Dari Surakarta hingga Rembang, lembaga-lembaga ini menjadi pusat pendidikan Islam, gerakan sosial, hingga melahirkan tokoh nasional.
Berikut tujuh pesantren tua yang tetap eksis menjaga tradisi keilmuan lintas generasi.
Baca juga: Satu Tahun Kepemimpinan, Lima Warga Kota Kediri Dapat Hadiah Umroh dari Mbak Wali
1. Pondok Pesantren Jamsaren (1750)
Berlokasi di Serengan, Surakarta, pesantren ini berdiri pada 1750 atas prakarsa Sunan Pakubuwana IV.
Sempat vakum lebih dari 50 tahun akibat dampak Perang Diponegoro, Jamsaren bangkit kembali pada 1878 di bawah kepemimpinan KH Idris.
Pesantren ini dikenal sebagai pesantren pergerakan dan melahirkan tokoh-tokoh nasional, termasuk KH Masykur dan Nyai Mahmudah Mawardi.
2. Pondok Pesantren MIS Sarang (1810)
Didirikan KH Rugozali di Kecamatan Sarang, Rembang, pesantren ini menjadi salah satu yang tertua di kawasan pantura.
Kini diasuh KH Muhammad Rogib Mabrur, MIS dikenal sebagai pesantren salaf besar dan menjadi tempat KH Wahab Chasbullah menimba ilmu.
3. Pondok Pesantren Watu Congol (1830)
Terletak di Muntilan, Magelang, pesantren ini dirintis KH Abdurra’us bin Hasan Tuka.
Watu Congol menjadi salah satu pusat kaderisasi ulama besar, di antaranya KH Mahrus Ali Lirboyo. Saat ini diasuh KH Agus Ali Khoysor.
4. Pondok Pesantren Al-Ash’ariyah Kalibeber (1832)
Didirikan KH Muntaha bin Nida Muhammad di Wonosobo, pesantren ini berkembang pesat dengan ribuan santri, mayoritas penghafal Al-Qur’an.
Di era KH Muntaha Al-Hafiz, pesantren ini memadukan tahfidz dan sains modern melalui pendirian UNSIQ.
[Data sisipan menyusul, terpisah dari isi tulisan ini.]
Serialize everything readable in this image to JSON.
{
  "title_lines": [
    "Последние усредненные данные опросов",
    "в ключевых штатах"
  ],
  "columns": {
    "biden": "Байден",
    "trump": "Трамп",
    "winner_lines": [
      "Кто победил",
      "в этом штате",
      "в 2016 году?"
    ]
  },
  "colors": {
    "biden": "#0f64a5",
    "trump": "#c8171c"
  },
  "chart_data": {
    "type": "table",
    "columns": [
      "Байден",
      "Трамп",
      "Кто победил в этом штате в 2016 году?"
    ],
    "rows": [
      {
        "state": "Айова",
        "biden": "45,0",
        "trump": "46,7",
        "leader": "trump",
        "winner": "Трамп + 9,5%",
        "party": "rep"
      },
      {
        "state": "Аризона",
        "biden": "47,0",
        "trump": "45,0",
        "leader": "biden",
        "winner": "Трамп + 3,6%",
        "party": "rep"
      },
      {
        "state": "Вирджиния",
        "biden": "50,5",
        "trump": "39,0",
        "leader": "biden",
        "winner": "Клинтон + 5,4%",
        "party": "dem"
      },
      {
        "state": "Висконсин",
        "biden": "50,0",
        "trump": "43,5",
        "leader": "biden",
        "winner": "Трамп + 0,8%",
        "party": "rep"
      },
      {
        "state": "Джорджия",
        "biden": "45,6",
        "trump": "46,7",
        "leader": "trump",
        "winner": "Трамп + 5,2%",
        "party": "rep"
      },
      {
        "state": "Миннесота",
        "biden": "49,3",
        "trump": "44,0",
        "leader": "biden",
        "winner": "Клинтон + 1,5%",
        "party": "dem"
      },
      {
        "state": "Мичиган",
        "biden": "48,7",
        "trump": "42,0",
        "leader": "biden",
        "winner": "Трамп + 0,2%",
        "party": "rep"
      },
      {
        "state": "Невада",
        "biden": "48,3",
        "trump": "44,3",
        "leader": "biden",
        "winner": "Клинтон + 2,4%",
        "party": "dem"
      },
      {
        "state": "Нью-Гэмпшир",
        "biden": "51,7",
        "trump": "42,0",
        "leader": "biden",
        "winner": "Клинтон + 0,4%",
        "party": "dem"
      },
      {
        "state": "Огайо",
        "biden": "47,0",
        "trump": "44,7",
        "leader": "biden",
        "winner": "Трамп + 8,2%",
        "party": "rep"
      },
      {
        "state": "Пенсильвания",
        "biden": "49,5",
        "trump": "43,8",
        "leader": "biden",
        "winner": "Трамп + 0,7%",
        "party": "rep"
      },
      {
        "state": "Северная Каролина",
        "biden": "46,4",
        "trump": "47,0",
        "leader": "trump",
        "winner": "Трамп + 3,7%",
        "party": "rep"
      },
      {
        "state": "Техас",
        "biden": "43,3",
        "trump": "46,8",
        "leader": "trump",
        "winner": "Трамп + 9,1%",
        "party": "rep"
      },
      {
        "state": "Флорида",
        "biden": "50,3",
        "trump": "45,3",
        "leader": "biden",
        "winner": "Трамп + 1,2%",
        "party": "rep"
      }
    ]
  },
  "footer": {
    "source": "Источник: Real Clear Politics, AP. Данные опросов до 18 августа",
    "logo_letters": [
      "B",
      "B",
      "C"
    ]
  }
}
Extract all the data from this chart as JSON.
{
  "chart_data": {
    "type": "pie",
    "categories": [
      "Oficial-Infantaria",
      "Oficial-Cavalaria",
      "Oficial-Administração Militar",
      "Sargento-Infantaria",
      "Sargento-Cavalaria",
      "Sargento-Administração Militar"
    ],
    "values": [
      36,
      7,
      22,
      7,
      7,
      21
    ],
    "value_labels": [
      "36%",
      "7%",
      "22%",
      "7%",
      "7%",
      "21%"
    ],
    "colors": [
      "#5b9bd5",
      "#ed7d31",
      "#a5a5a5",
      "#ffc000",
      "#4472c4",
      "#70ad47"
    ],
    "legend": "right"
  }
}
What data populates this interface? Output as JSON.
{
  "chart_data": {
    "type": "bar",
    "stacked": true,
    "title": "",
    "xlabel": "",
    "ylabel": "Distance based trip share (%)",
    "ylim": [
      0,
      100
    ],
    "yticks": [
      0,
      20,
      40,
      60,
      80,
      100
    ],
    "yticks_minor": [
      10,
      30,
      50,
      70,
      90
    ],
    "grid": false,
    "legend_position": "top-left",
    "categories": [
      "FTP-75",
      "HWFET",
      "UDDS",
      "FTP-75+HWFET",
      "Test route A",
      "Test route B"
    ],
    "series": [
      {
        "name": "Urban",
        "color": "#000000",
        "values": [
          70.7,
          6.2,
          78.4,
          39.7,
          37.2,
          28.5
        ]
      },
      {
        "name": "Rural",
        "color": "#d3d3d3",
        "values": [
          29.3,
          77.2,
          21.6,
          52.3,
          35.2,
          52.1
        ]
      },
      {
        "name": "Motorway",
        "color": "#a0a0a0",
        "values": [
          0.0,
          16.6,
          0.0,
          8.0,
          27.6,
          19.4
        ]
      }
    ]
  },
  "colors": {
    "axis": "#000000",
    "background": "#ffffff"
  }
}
5. Pondok Pesantren Giri Kusumo (1868)
Berdiri di Mranggen, Demak, oleh Syekh Muhammad Hadi bin Tahir, pesantren ini dikenal sebagai pusat Tasawuf Tarekat Naqsyabandiyah Khalidiyah.
Kini diasuh generasi keempat, KH Munif Muhammad Juri.
6. Pondok Pesantren Andur Kersan (1884)
Pesantren tertua di Kabupaten Kendal ini didirikan KH Ahmad Nur.
Ciri khasnya adalah asrama kayu jati tua yang masih terjaga. Andur Kersan dijuluki “ibu pesantren di Kendal” karena banyak alumninya mendirikan pesantren baru.
7. Pondok Pesantren Raudodulmubetadiin Balekambang (1884)
Didirikan C.I.H.G. Hasbullah di Jepara, pesantren ini berkembang menjadi lembaga pendidikan terpadu dengan ribuan santri.
Raudodulmubetadiin memadukan kurikulum salaf dan pendidikan formal modern hingga tingkat perguruan tinggi.